I wanted games that could be a simple "okay, let's roll some dice in the tavern" diversion (Pit Fight) but also am very aware that we are supposed to be playing D&D and not in fact playing cards, or dominoes, or poker, or we could, you know, just call it a poker night.  So Braggart and Tryst are games that, while you could play them straight like Pictionary or something, they sacrifice a bit of good gameness for being games that you can roleplay.  The intention behind them is to offer opportunities to roleplay while playing them in the game world.

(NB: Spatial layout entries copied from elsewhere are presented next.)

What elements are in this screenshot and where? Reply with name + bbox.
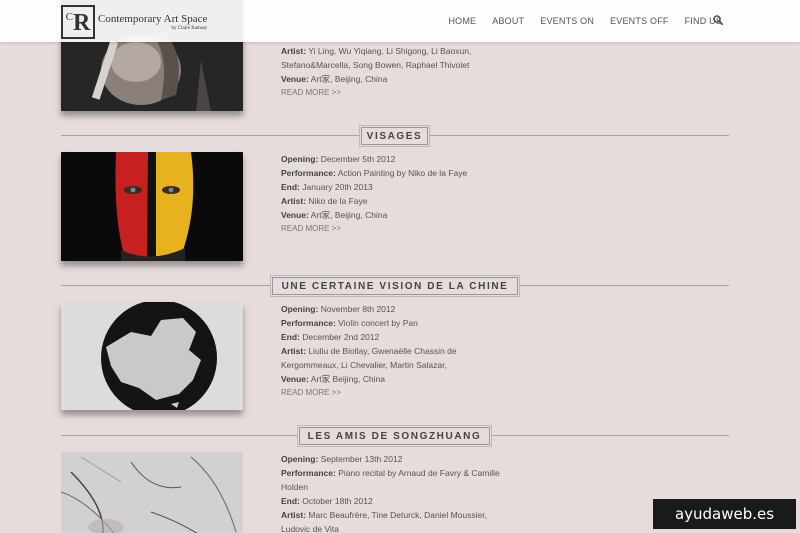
venue-label: Venue: — [281, 374, 309, 384]
event-image-china-map[interactable] — [61, 302, 243, 410]
event-1-performance: Performance: Action Painting by Niko de … — [281, 166, 501, 180]
end-value: October 18th 2012 — [302, 496, 373, 506]
event-2-opening: Opening: November 8th 2012 — [281, 302, 501, 316]
opening-value: November 8th 2012 — [320, 304, 396, 314]
opening-value: December 5th 2012 — [320, 154, 396, 164]
artist-value: Liuliu de Biollay, Gwenaëlle Chassin de — [308, 346, 457, 356]
read-more-link[interactable]: READ MORE >> — [281, 86, 501, 100]
event-2-end: End: December 2nd 2012 — [281, 330, 501, 344]
site-logo[interactable]: C R Contemporary Art Space by Claire Ram… — [61, 4, 241, 40]
performance-label: Performance: — [281, 318, 336, 328]
performance-value: Piano recital by Arnaud de Favry & Camil… — [338, 468, 500, 478]
end-value: December 2nd 2012 — [302, 332, 380, 342]
venue-value: Art家 Beijing, China — [310, 374, 385, 384]
event-3-performance: Performance: Piano recital by Arnaud de … — [281, 466, 501, 480]
event-3-end: End: October 18th 2012 — [281, 494, 501, 508]
venue-value: Art家, Beijing, China — [310, 210, 388, 220]
end-label: End: — [281, 496, 300, 506]
event-0-artist: Artist: Yi Ling, Wu Yiqiang, Li Shigong,… — [281, 44, 501, 58]
artist-label: Artist: — [281, 46, 307, 56]
event-2-artist: Artist: Liuliu de Biollay, Gwenaëlle Cha… — [281, 344, 501, 358]
event-0-artist-cont: Stefano&Marcella, Song Bowen, Raphael Th… — [281, 60, 470, 70]
performance-value: Violin concert by Pan — [338, 318, 418, 328]
event-1-artist: Artist: Niko de la Faye — [281, 194, 501, 208]
nav-events-on[interactable]: EVENTS ON — [540, 16, 594, 26]
artist-label: Artist: — [281, 196, 307, 206]
event-3-artist-cont: Ludovic de Vita — [281, 524, 339, 533]
artist-label: Artist: — [281, 346, 307, 356]
event-1-end: End: January 20th 2013 — [281, 180, 501, 194]
opening-label: Opening: — [281, 454, 319, 464]
artist-value: Marc Beaufrère, Tine Deturck, Daniel Mou… — [308, 510, 487, 520]
event-title[interactable]: LES AMIS DE SONGZHUANG — [299, 427, 490, 445]
performance-label: Performance: — [281, 468, 336, 478]
nav-home[interactable]: HOME — [448, 16, 476, 26]
event-title[interactable]: VISAGES — [361, 127, 428, 145]
logo-text: Contemporary Art Space by Claire Ramsay — [98, 13, 207, 31]
artist-value: Yi Ling, Wu Yiqiang, Li Shigong, Li Baox… — [308, 46, 472, 56]
end-label: End: — [281, 332, 300, 342]
event-3-artist: Artist: Marc Beaufrère, Tine Deturck, Da… — [281, 508, 501, 522]
read-more-link[interactable]: READ MORE >> — [281, 222, 501, 236]
event-2-artist-cont: Kergommeaux, Li Chevalier, Martin Salaza… — [281, 360, 447, 370]
event-image-face[interactable] — [61, 152, 243, 261]
sketch-photo — [61, 452, 243, 533]
event-2-venue: Venue: Art家 Beijing, China — [281, 372, 501, 386]
performance-value: Action Painting by Niko de la Faye — [337, 168, 468, 178]
search-icon[interactable] — [713, 15, 723, 25]
venue-value: Art家, Beijing, China — [310, 74, 388, 84]
event-1-opening: Opening: December 5th 2012 — [281, 152, 501, 166]
performance-label: Performance: — [281, 168, 336, 178]
event-3-opening: Opening: September 13th 2012 — [281, 452, 501, 466]
logo-mark: C R — [61, 5, 95, 39]
painted-face-photo — [61, 152, 243, 261]
brand-byline: by Claire Ramsay — [171, 26, 208, 31]
event-0-venue: Venue: Art家, Beijing, China — [281, 72, 501, 86]
artist-value: Niko de la Faye — [308, 196, 368, 206]
event-info-2: Opening: November 8th 2012 Performance: … — [281, 302, 501, 400]
event-info-3: Opening: September 13th 2012 Performance… — [281, 452, 501, 533]
main-nav: HOME ABOUT EVENTS ON EVENTS OFF FIND US — [448, 0, 722, 42]
venue-label: Venue: — [281, 210, 309, 220]
end-label: End: — [281, 182, 300, 192]
opening-label: Opening: — [281, 154, 319, 164]
event-1-venue: Venue: Art家, Beijing, China — [281, 208, 501, 222]
logo-r: R — [73, 10, 91, 36]
opening-value: September 13th 2012 — [320, 454, 403, 464]
venue-label: Venue: — [281, 74, 309, 84]
event-info-1: Opening: December 5th 2012 Performance: … — [281, 152, 501, 236]
read-more-link[interactable]: READ MORE >> — [281, 386, 501, 400]
watermark: ayudaweb.es — [653, 499, 796, 529]
site-header: C R Contemporary Art Space by Claire Ram… — [0, 0, 800, 42]
end-value: January 20th 2013 — [302, 182, 373, 192]
artist-label: Artist: — [281, 510, 307, 520]
event-3-performance-cont: Holden — [281, 482, 308, 492]
event-2-performance: Performance: Violin concert by Pan — [281, 316, 501, 330]
nav-about[interactable]: ABOUT — [492, 16, 524, 26]
event-title[interactable]: UNE CERTAINE VISION DE LA CHINE — [272, 277, 518, 295]
event-image-sketch[interactable] — [61, 452, 243, 533]
brand-name: Contemporary Art Space — [98, 13, 208, 25]
nav-events-off[interactable]: EVENTS OFF — [610, 16, 669, 26]
opening-label: Opening: — [281, 304, 319, 314]
logo-c: C — [65, 11, 73, 23]
china-map-photo — [61, 302, 243, 410]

As always, when making something for others I'm never sure what people want or like, so I wanted variety.  That includes allowing for different social class of games.  Well, and another goal is to give what the requester asked for and he mentioned possible varieties too.

I didn't get to playtest them all.  I did play pit fight with a friend and I thought it was fun.  I hope there aren't any big flaws lurking under the surface.  If you try any of them out let me know how it goes.  Also, the name "Millet Trader" is in honor of a comment Black Vulmea made that made me chuckle.  A game intentionally named to be dull, hah!

Sunday, August 29, 2010

The Greatest Dice Rolling Apparatus Ever

Possibly.

I've been scouring thrift stores for a while looking for wooden receptacles. But recently my familial duties revealed to me two redwood offering plates. I like that they have a little lip that helps keep dice from hopping off my cloth store felt. I like that it's round so it offers maximum rolling area without hogging the whole table:


Need to have a session to try it out. Unfortunately, if you all want one they're asking ~ $ 40 online.

Wednesday, April 14, 2010

d30

I'm sure I must have seen thirty sided dice advertised in Dragon; my high school DM had a whole shelf of the magazine and I read them religiously, even borrowing some to read at home.

I even managed to pick up a d34 somewhere, but I never physically saw a d30 until this week.

I'd completely forgotten about them until I read a post on Dungeon and Digressions that gave a 1-30 chart and mentioned the Order of the d30. I knew vaguely that The Armory was one of the only companies besides Gamescience that made precision dice and that they'd gone out of business (or at least stopped making dice).

Anyway, surprise, surprise, you can still get precision d30s. I just bought 2 on Amazon. I'm happy with the quality.


Now the question is, how do I use them. What I mean is, I can make charts for myself all day long but I really enjoy sharing with others. But I don't know how common d30s are among people out in the world. Should I incorporate a d30 in Grim's Roll All the Dice method, for example? Should I start making d30 charts?

Do you have a d30? Would you use a chart that required one?